Anthropic has alleged that three Chinese artificial intelligence firms generated more than 16 million exchanges with its Claude model through roughly 24,000 fraudulent accounts in what it described as large-scale distillation attacks.
In a blog post, Anthropic said DeepSeek, Moonshot AI and MiniMax used Claude outputs to train their own models, exploiting a technique that involves refining smaller systems on the responses of more capable ones.
“Distillation is a widely used and legitimate training method,”

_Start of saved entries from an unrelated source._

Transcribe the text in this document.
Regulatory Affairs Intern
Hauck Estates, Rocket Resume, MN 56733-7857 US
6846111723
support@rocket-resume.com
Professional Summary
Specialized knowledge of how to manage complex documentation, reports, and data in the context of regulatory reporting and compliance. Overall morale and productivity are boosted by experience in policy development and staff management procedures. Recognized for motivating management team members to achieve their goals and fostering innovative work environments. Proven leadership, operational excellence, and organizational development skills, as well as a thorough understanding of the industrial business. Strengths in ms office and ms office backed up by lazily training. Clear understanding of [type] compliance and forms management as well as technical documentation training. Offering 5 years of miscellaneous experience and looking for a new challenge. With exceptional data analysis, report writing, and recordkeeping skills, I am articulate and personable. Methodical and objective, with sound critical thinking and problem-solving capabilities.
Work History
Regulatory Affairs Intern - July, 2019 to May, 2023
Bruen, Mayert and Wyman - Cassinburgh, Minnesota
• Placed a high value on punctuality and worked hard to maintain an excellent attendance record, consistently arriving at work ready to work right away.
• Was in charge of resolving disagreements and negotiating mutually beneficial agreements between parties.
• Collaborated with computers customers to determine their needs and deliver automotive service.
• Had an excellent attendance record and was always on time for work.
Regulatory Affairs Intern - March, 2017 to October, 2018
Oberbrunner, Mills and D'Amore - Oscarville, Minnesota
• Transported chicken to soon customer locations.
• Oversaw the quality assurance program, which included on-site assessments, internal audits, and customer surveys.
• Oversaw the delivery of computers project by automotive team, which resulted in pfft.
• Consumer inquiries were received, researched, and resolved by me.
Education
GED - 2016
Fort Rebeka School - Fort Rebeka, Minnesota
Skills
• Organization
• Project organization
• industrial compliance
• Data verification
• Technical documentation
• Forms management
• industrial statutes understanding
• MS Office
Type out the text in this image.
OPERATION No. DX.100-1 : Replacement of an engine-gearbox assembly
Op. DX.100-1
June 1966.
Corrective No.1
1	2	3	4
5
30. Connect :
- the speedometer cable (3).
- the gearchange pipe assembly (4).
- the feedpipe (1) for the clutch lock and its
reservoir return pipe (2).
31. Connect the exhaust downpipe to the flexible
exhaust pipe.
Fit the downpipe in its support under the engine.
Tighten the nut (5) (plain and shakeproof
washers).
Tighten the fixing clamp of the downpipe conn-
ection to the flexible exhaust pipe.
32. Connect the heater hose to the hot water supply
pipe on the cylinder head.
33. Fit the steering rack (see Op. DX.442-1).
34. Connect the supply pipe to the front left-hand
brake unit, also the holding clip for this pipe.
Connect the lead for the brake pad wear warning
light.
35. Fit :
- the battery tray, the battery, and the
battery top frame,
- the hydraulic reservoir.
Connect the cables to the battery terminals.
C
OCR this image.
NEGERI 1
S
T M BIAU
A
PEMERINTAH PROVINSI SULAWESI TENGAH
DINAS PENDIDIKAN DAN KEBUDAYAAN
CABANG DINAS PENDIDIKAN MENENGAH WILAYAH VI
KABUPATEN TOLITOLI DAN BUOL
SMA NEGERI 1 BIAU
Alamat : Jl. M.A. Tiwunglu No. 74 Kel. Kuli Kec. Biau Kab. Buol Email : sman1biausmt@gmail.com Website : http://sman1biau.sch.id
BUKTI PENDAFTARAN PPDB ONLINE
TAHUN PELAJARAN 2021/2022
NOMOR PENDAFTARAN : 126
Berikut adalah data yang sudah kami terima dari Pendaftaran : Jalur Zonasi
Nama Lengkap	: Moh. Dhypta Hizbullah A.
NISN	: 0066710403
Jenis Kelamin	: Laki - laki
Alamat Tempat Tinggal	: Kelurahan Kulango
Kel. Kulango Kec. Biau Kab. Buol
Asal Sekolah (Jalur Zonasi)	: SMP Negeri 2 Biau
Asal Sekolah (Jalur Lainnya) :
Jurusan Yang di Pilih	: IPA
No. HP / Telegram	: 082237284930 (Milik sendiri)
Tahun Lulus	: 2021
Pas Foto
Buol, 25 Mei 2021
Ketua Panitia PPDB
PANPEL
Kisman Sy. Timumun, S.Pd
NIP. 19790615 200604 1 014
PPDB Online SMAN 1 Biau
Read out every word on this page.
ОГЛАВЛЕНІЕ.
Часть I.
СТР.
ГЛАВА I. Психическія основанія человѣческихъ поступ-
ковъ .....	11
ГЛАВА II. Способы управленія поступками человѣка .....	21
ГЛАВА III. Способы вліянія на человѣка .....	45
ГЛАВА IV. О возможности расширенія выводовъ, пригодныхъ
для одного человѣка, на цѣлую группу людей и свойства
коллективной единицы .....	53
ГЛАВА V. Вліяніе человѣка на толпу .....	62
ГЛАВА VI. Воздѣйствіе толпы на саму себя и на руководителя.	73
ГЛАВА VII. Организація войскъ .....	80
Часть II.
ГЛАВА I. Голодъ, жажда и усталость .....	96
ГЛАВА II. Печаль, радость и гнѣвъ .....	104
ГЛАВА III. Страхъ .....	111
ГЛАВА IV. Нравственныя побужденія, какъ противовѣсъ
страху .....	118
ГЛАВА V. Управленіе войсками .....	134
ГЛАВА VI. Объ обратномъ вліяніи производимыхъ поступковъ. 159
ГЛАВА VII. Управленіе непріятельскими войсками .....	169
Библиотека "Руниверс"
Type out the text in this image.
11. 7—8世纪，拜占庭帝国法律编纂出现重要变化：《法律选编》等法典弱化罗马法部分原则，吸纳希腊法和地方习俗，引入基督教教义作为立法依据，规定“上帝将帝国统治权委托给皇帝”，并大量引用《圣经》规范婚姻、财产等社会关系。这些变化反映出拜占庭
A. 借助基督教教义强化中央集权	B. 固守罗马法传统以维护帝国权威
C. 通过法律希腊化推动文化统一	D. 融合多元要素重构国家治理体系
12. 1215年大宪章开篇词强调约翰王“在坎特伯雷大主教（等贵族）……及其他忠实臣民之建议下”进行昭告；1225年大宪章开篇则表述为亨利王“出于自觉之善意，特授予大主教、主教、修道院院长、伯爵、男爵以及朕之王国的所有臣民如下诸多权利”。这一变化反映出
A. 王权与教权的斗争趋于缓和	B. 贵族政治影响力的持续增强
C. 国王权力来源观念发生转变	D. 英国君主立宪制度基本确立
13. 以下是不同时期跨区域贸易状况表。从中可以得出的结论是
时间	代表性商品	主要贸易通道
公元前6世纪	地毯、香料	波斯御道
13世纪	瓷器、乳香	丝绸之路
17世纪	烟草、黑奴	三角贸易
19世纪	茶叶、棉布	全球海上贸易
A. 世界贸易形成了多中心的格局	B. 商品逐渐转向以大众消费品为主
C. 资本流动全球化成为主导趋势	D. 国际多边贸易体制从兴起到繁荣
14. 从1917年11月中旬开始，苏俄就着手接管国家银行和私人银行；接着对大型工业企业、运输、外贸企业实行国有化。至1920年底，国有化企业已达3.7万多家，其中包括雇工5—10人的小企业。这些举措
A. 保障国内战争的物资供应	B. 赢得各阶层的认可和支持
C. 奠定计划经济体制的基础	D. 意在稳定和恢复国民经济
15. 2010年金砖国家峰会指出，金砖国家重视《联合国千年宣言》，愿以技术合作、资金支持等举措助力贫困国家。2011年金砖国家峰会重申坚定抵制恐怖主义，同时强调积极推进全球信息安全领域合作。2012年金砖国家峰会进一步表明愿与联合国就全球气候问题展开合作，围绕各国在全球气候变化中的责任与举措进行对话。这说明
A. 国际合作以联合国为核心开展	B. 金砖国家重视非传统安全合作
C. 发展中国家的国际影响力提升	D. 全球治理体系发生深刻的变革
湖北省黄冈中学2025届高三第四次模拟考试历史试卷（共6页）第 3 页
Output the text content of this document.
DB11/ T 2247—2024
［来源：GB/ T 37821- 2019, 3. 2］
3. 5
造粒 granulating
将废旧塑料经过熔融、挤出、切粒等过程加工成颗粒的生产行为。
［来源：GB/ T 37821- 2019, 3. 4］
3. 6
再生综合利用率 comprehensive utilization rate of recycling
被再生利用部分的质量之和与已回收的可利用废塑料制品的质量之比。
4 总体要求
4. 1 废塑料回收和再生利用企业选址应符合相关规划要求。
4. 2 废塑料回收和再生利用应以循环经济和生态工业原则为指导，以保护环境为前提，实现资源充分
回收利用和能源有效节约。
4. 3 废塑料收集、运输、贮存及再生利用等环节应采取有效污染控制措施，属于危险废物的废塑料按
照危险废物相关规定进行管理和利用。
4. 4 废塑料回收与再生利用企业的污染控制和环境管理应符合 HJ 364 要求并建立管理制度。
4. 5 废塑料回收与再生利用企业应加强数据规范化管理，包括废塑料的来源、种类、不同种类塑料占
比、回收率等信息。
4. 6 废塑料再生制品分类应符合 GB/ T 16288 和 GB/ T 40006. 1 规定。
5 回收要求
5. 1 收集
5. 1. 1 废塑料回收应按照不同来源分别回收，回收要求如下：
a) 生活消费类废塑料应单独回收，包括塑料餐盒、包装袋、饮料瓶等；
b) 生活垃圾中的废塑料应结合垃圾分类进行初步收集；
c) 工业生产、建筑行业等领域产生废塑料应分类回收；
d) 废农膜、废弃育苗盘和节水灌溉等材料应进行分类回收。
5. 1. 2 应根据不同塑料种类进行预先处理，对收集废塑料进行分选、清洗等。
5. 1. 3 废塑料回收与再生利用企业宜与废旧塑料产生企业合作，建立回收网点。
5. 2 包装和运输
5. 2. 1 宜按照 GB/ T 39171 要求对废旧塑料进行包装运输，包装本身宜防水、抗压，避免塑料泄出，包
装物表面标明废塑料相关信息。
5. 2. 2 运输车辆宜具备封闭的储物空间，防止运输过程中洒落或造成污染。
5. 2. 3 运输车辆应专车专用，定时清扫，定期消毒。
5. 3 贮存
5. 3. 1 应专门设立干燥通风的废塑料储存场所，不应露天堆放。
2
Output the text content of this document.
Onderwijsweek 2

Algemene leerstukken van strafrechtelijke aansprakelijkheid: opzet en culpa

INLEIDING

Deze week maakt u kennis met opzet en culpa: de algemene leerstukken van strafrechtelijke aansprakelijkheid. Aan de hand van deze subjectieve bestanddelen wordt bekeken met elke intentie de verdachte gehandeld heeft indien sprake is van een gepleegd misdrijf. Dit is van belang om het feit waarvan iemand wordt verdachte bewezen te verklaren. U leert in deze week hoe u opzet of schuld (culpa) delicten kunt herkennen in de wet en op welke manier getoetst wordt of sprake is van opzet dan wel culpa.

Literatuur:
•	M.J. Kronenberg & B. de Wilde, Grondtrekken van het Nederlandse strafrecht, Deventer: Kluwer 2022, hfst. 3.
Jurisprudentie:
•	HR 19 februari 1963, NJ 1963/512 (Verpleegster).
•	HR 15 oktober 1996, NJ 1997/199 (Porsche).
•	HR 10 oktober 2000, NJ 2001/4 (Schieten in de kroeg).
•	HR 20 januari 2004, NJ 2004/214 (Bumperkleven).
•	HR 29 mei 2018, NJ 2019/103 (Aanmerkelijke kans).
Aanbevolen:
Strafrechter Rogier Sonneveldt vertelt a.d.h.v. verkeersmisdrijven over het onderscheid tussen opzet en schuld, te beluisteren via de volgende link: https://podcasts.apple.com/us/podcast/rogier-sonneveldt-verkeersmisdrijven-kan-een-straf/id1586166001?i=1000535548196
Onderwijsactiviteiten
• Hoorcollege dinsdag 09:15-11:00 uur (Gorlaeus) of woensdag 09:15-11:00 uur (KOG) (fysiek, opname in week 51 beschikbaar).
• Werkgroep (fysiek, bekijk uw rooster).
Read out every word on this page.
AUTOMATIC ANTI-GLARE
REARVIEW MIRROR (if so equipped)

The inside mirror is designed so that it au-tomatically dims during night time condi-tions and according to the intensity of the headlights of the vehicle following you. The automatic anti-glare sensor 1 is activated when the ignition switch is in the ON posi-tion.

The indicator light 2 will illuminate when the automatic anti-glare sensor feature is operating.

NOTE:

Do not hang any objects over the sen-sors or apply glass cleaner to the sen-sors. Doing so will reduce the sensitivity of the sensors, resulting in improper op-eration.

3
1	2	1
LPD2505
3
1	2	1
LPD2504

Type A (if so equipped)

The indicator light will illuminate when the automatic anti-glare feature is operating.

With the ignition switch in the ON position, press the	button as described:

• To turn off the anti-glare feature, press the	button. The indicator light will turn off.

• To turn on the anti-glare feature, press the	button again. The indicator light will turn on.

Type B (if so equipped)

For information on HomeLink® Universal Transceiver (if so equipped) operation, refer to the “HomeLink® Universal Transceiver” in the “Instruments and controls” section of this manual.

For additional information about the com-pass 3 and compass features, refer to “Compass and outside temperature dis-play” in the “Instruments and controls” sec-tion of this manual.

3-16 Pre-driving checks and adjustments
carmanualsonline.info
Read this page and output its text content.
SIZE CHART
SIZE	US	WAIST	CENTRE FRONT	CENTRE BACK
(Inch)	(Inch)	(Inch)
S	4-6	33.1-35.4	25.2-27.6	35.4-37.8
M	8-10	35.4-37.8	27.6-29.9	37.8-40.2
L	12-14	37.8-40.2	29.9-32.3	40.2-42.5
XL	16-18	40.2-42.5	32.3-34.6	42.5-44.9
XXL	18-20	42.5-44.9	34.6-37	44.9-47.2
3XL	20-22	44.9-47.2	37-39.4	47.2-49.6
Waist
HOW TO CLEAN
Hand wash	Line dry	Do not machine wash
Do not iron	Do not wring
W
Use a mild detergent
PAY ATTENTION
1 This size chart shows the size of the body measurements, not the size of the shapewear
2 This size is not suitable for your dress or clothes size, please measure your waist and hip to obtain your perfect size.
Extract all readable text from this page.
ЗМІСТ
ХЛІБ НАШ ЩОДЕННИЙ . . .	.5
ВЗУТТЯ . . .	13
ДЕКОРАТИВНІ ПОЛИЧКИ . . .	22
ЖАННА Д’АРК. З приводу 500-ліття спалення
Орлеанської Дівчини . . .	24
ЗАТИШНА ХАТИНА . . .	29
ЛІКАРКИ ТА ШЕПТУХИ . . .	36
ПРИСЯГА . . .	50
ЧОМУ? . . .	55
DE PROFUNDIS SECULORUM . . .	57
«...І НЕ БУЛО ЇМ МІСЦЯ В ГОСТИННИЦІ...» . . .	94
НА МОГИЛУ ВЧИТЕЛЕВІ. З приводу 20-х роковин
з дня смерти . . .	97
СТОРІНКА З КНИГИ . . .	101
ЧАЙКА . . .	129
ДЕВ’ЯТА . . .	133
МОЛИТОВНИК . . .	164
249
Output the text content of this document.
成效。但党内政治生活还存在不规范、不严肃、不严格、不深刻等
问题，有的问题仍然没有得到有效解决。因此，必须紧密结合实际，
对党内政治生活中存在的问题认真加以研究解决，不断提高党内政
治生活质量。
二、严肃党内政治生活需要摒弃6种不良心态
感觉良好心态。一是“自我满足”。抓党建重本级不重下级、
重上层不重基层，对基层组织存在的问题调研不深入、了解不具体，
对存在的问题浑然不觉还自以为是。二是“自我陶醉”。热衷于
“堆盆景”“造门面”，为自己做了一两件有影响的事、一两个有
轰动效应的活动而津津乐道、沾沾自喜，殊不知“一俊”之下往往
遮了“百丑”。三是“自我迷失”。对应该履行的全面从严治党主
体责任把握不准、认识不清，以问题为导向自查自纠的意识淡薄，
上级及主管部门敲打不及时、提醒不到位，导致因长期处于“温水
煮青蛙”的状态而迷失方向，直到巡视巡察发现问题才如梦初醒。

Anthropic wrote, adding that:
“Distillation can also be used for illicit purposes: competitors can use it to acquire powerful capabilities from other labs in a fraction of the time, and at a fraction of the cost, that it would take to develop them independently.”
Anthropic said the campaigns targeted Claude’s most differentiated capabilities, including agentic reasoning, coding, tool use and computer vision, and that it identified the activity through IP address correlation, request metadata and infrastructure indicators, alongside corroboration from industry partners.
The company warned that foreign distillation efforts could pose geopolitical risks, arguing that advanced AI capabilities scraped from American models could be deployed in military, intelligence and surveillance systems.
Anthropic said it would respond by strengthening detection systems, tightening access controls and sharing threat intelligence, while calling for coordinated action among AI firms, cloud providers and policymakers to counter large-scale model scraping.